‘A New Type of Diplomatic Treaty’ for Cultural Relations: Rome, 1935

This accompanies Benjamin G. Martin’s Contemporary European History article ‘The Birth of the Cultural Treaty in Europe’s Age of Crisis

It was a busy day in Rome for Hans Pernter. On an official visit to Italy’s capital on 2 February 1935, Pernter, undersecretary at Austria’s Ministry of Education, was led on a tour of the building site of the University of Rome’s imposing new Città universitaria and then was driven across town to the Foro Mussolini sports complex. There, as we see in this image (and in this Istituto LUCE newsreel), he was guided among the stadium’s oversized neo-classical nudes, before reviewing a military-style parade of students from the regime’s renowned Fascist Academy of Physical Education. Beyond highlighting novel elements of fascism’s educational politics, the visit reaffirmed the close ties that existed in 1935 between Austria and Italy. Benito Mussolini had cultivated Austria’s leadership for years, offering to act as guarantor of the country’s security while seeking to establish Italy as the hegemonic power in the Danube basin – a project he had advanced with the so-called Rome Protocols, signed by the leaders of Italy, Austria and Hungary in March 1934.

Hans Pernter, undersecretary at Austria’s Ministry of Education, examines the Foro Mussolini, accompanied by Renato Ricci (right), head of the Fascist Academy of Physical Education, and Minister of National Education Cesare Maria de Vecchi (third from right), Rome, 2 February 1935. (Istituto LUCE-Cinecittà)

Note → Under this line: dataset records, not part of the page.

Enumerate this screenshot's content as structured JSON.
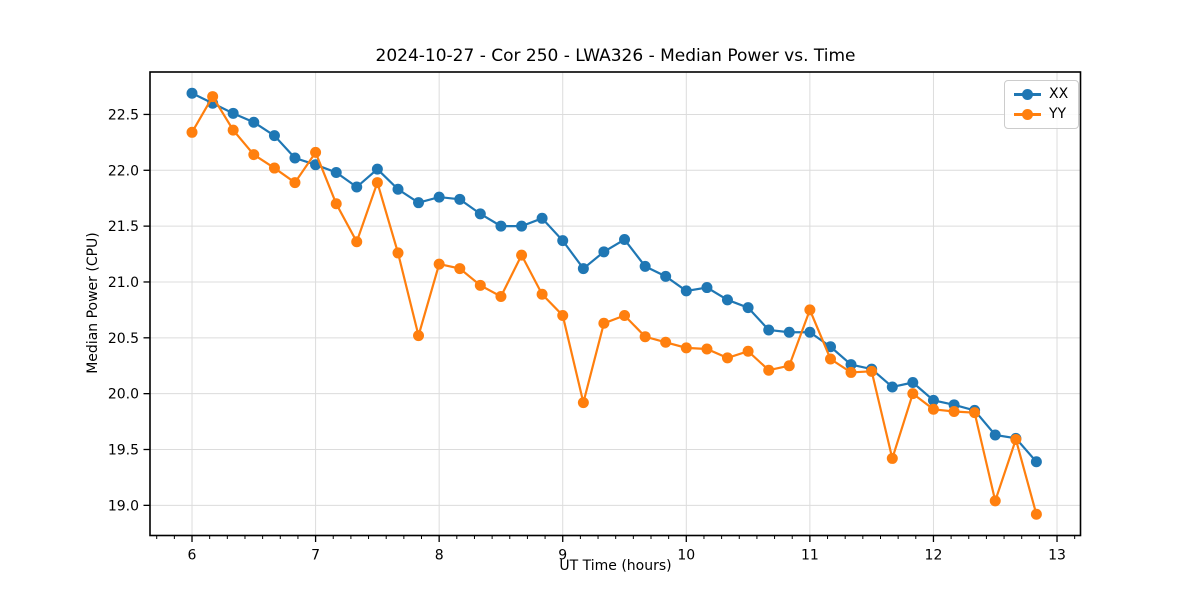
{
  "chart_data": {
    "type": "line",
    "title": "2024-10-27 - Cor 250 - LWA326 - Median Power vs. Time",
    "xlabel": "UT Time (hours)",
    "ylabel": "Median Power (CPU)",
    "xlim": [
      5.66,
      13.19
    ],
    "ylim": [
      18.73,
      22.88
    ],
    "x_ticks": [
      6,
      7,
      8,
      9,
      10,
      11,
      12,
      13
    ],
    "y_ticks": [
      19.0,
      19.5,
      20.0,
      20.5,
      21.0,
      21.5,
      22.0,
      22.5
    ],
    "x_minor_divisions": 7,
    "grid": "major-both",
    "grid_color": "#dcdcdc",
    "legend_position": "upper right",
    "marker": "circle",
    "x": [
      6.0,
      6.167,
      6.333,
      6.5,
      6.667,
      6.833,
      7.0,
      7.167,
      7.333,
      7.5,
      7.667,
      7.833,
      8.0,
      8.167,
      8.333,
      8.5,
      8.667,
      8.833,
      9.0,
      9.167,
      9.333,
      9.5,
      9.667,
      9.833,
      10.0,
      10.167,
      10.333,
      10.5,
      10.667,
      10.833,
      11.0,
      11.167,
      11.333,
      11.5,
      11.667,
      11.833,
      12.0,
      12.167,
      12.333,
      12.5,
      12.667,
      12.833
    ],
    "series": [
      {
        "name": "XX",
        "color": "#1f77b4",
        "values": [
          22.69,
          22.6,
          22.51,
          22.43,
          22.31,
          22.11,
          22.05,
          21.98,
          21.85,
          22.01,
          21.83,
          21.71,
          21.76,
          21.74,
          21.61,
          21.5,
          21.5,
          21.57,
          21.37,
          21.12,
          21.27,
          21.38,
          21.14,
          21.05,
          20.92,
          20.95,
          20.84,
          20.77,
          20.57,
          20.55,
          20.55,
          20.42,
          20.26,
          20.22,
          20.06,
          20.1,
          19.94,
          19.9,
          19.85,
          19.63,
          19.6,
          19.39
        ]
      },
      {
        "name": "YY",
        "color": "#ff7f0e",
        "values": [
          22.34,
          22.66,
          22.36,
          22.14,
          22.02,
          21.89,
          22.16,
          21.7,
          21.36,
          21.89,
          21.26,
          20.52,
          21.16,
          21.12,
          20.97,
          20.87,
          21.24,
          20.89,
          20.7,
          19.92,
          20.63,
          20.7,
          20.51,
          20.46,
          20.41,
          20.4,
          20.32,
          20.38,
          20.21,
          20.25,
          20.75,
          20.31,
          20.19,
          20.2,
          19.42,
          20.0,
          19.86,
          19.84,
          19.83,
          19.04,
          19.59,
          18.92
        ]
      }
    ]
  }
}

The stakes of Italy’s outreach to the Austrians had only grown since local Nazis murdered Austrian Chancellor Engelbrecht Dollfuss – whom Mussolini saw as his ideological protégé – in July 1934. Now the time had come to expand and deepen ties between the two nations, using a new set of tools: exchanges in the field of culture. Indeed, the high point of Pernter’s day in Rome came when he met with Mussolini and signed another treaty: a bilateral accord ‘for the development of cultural relations’ between Italy and Austria. Mirroring the Pact of Rome arrangement, but now in the cultural realm, Mussolini signed a similar agreement with Hungary’s education minister two weeks later. (And yes, Hungary’s minister was taken to the same sites in Rome on the occasion of his visit.)

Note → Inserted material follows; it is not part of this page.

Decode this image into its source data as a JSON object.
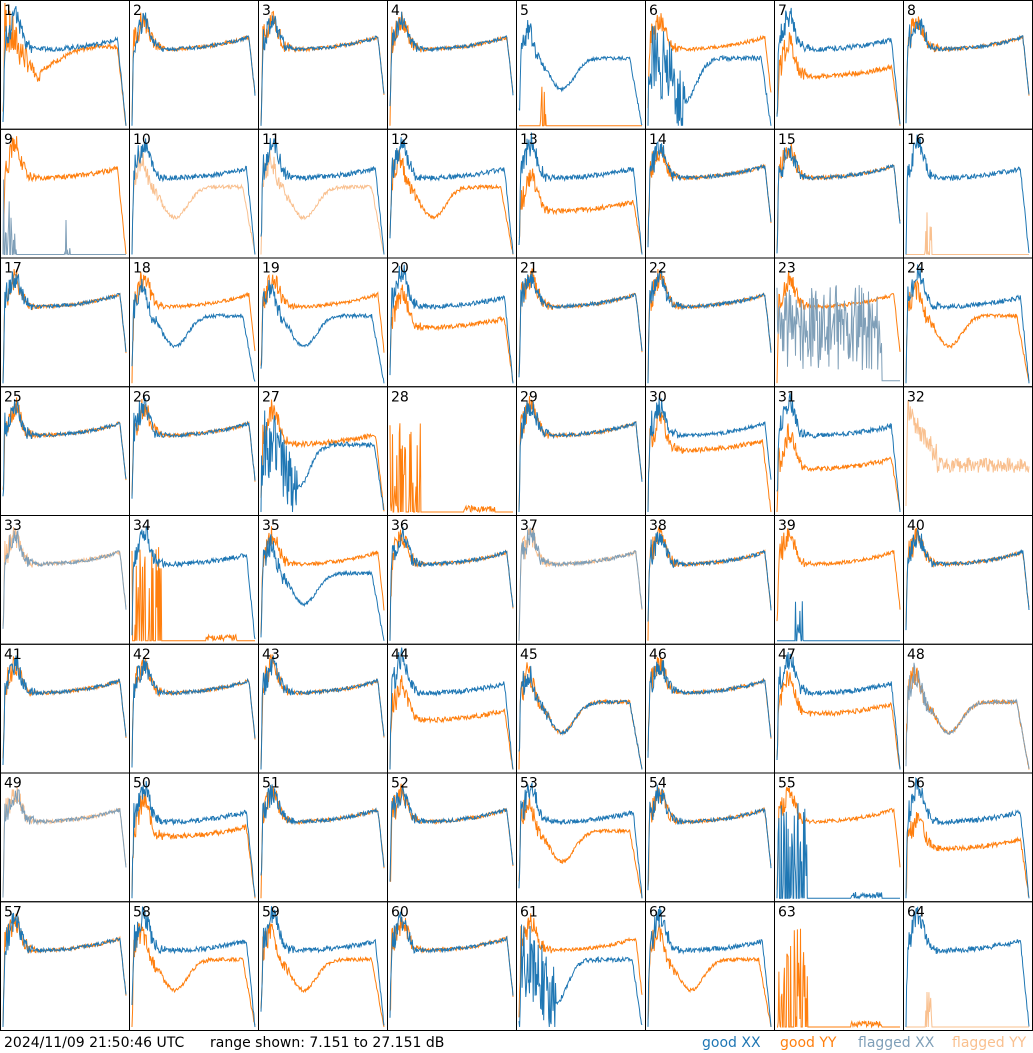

Treaties are an age-old tool of diplomacy, so it seems unsurprising that cultural diplomacy should involve cultural treaties. But the document Pernter and Mussolini signed that day was regarded as a major innovation. According to a 1935 report on the subject by the League of Nations-affiliated International Institute of Intellectual Cooperation, states had occasionally signed relatively narrow agreements on academic exchange since the late nineteenth century, a practice which France had expanded since the end of the First World War. But Italy’s accord with Austria was something else. It outlined an ambitious and durable program of cooperation and exchange, stipulating the creation of national cultural institutes; the creation of professorships in the language and culture of the opposite country; and exchanges in literature, theatre, the visual arts, cinema and radio. The agreement with Hungary was similarly extensive. On the basis of these two accords, the Institute’s report concluded ‘that a new type of diplomatic treaty is beginning to develop’. 

The emergence of this new type of treaty is the subject of my article in Contemporary European History (‘The Birth of the Cultural Treaty in Europe’s Age of Crisis’). In it I explore the two types of agreements identified in the Institute’s 1935 report: the narrow, academic exchange agreements France embraced in the 1920s, which it called ‘intellectual’ accords, and the new type, pioneered by fascist Italy in the 1930s, that it instead called ‘cultural’ treaties. Focusing on these states’ use of such agreements with countries in Central-Eastern Europe, I explore them in two ways. First, I place the use of these diplomatic tools in the context of the crises – but also opportunities – that French and Italian elites perceived in the region at the time. Second, I treat these agreements as cultural texts, interpreting their language in terms drawn more from intellectual history than from diplomatic history. This approach reveals similarities between the two states’ concerns, but also highlights the deep ideological differences between the treaty models they developed. I find in particular that the cultural treaties Mussolini signed in February 1935 applied state power to international cultural exchange, and mobilised the idea of ‘culture’ itself, in ways that were new – and that would prove influential long after his fascist regime had fallen.  

Pernter’s 1935 visit to Rome would, in other words, leave a legacy substantially more durable than a few photos and a newsreel clip. The agreement he and Mussolini signed was, rather, another demonstration of a central argument of this special issue of Contemporary European History: that the ideological conflicts of Europe’s interwar age of crisis stimulated the development of new cultural-diplomatic strategies and tools, many of which are still with us today.